Since the chances of the financial institution making a mistake are lower, a difference in the values allows you to identify hidden costs, for example.
With bank reconciliation, it is possible to have more confidence in the financial entries made. This way, it is possible to provide yourself with more relevant information when making decisions regarding the use of resources.
4. Use cash flow
Another tool that every small business owner should use is cash flow . It consists of a record of all financial transactions, including inflows and outflows of resources in the company.
Through cash flow, it is possible to check the periods when there is more money available in cash and when there are more outflows, for example. This makes it easier to plan how to use the money to keep the business running.
In addition to the cash flow that records the amounts realized, it is possible to use the projected cash flow. The purpose of this resource is to record accounts receivable and accounts payable.
It is useful both for monitoring obligations to suppliers and for predicting the inflow of funds from customers. With this feature, it is easier to understand when a larger amount of money is needed to meet the business’s obligations.
5. Follow management reports
In addition to the tools mentioned, you can include management reports in your portfolio. They consolidate various financial data, such as reports that show movements by category or that compare expected and actual cash flow, among others.

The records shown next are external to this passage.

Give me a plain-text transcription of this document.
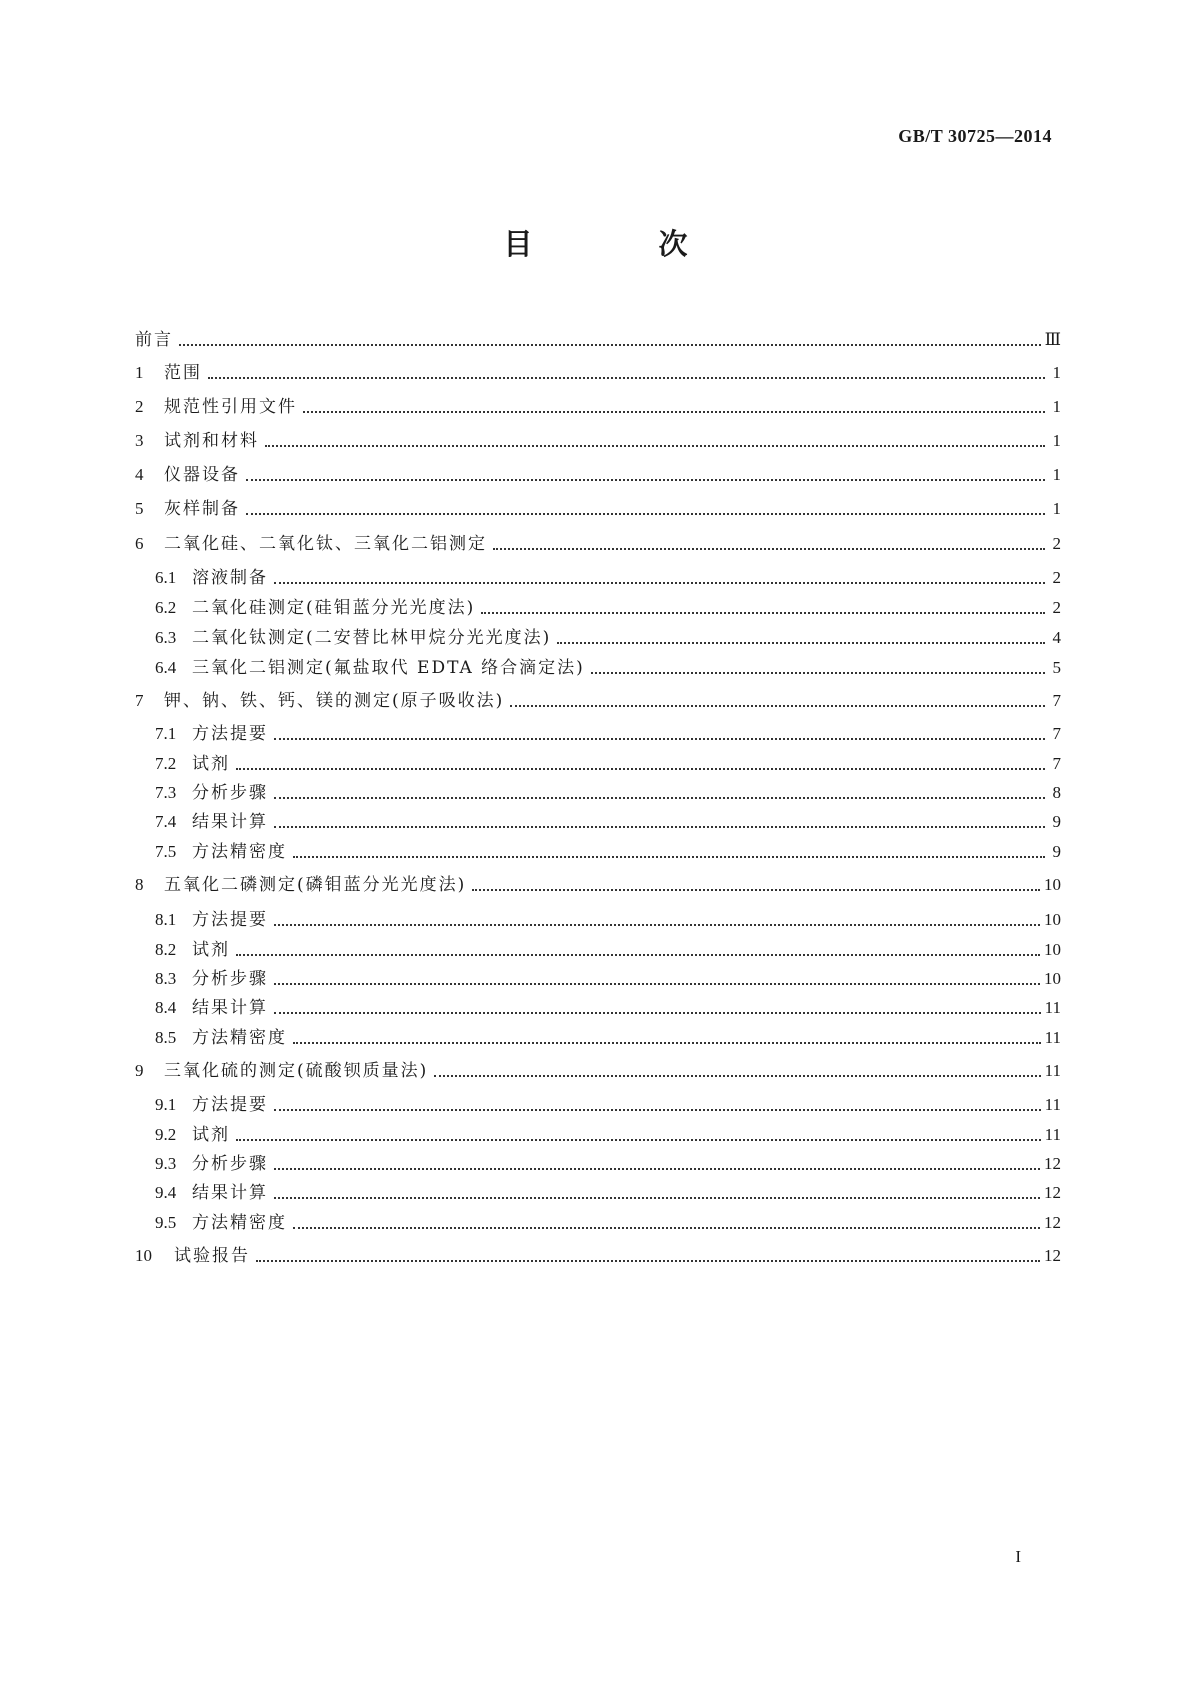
GB/T 30725—2014
目 次
前言	Ⅲ
1	范围	1
2	规范性引用文件	1
3	试剂和材料	1
4	仪器设备	1
5	灰样制备	1
6	二氧化硅、二氧化钛、三氧化二铝测定	2
6.1 溶液制备	2
6.2 二氧化硅测定(硅钼蓝分光光度法)	2
6.3 二氧化钛测定(二安替比林甲烷分光光度法)	4
6.4 三氧化二铝测定(氟盐取代 EDTA 络合滴定法)	5
7	钾、钠、铁、钙、镁的测定(原子吸收法)	7
7.1 方法提要	7
7.2 试剂	7
7.3 分析步骤	8
7.4 结果计算	9
7.5 方法精密度	9
8	五氧化二磷测定(磷钼蓝分光光度法)	10
8.1 方法提要	10
8.2 试剂	10
8.3 分析步骤	10
8.4 结果计算	11
8.5 方法精密度	11
9	三氧化硫的测定(硫酸钡质量法)	11
9.1 方法提要	11
9.2 试剂	11
9.3 分析步骤	12
9.4 结果计算	12
9.5 方法精密度	12
10	试验报告	12
I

6. Adopt technology in financial management
As you have seen so far, there are several operational tasks to perform quality financial management. However, as a small entrepreneur, it is common for there to be many other responsibilities in addition to financial management.
Therefore, it is important to seek practicality and efficiency when carrying out tasks. This is possible by investing in technology. With financial management software , for example, it is possible to perform several tasks automatically, from bank reconciliation and cash flow to report generation.
In addition to saving time, data is more reliable because there is less risk of errors and rework. And this automation is viable even for smaller companies.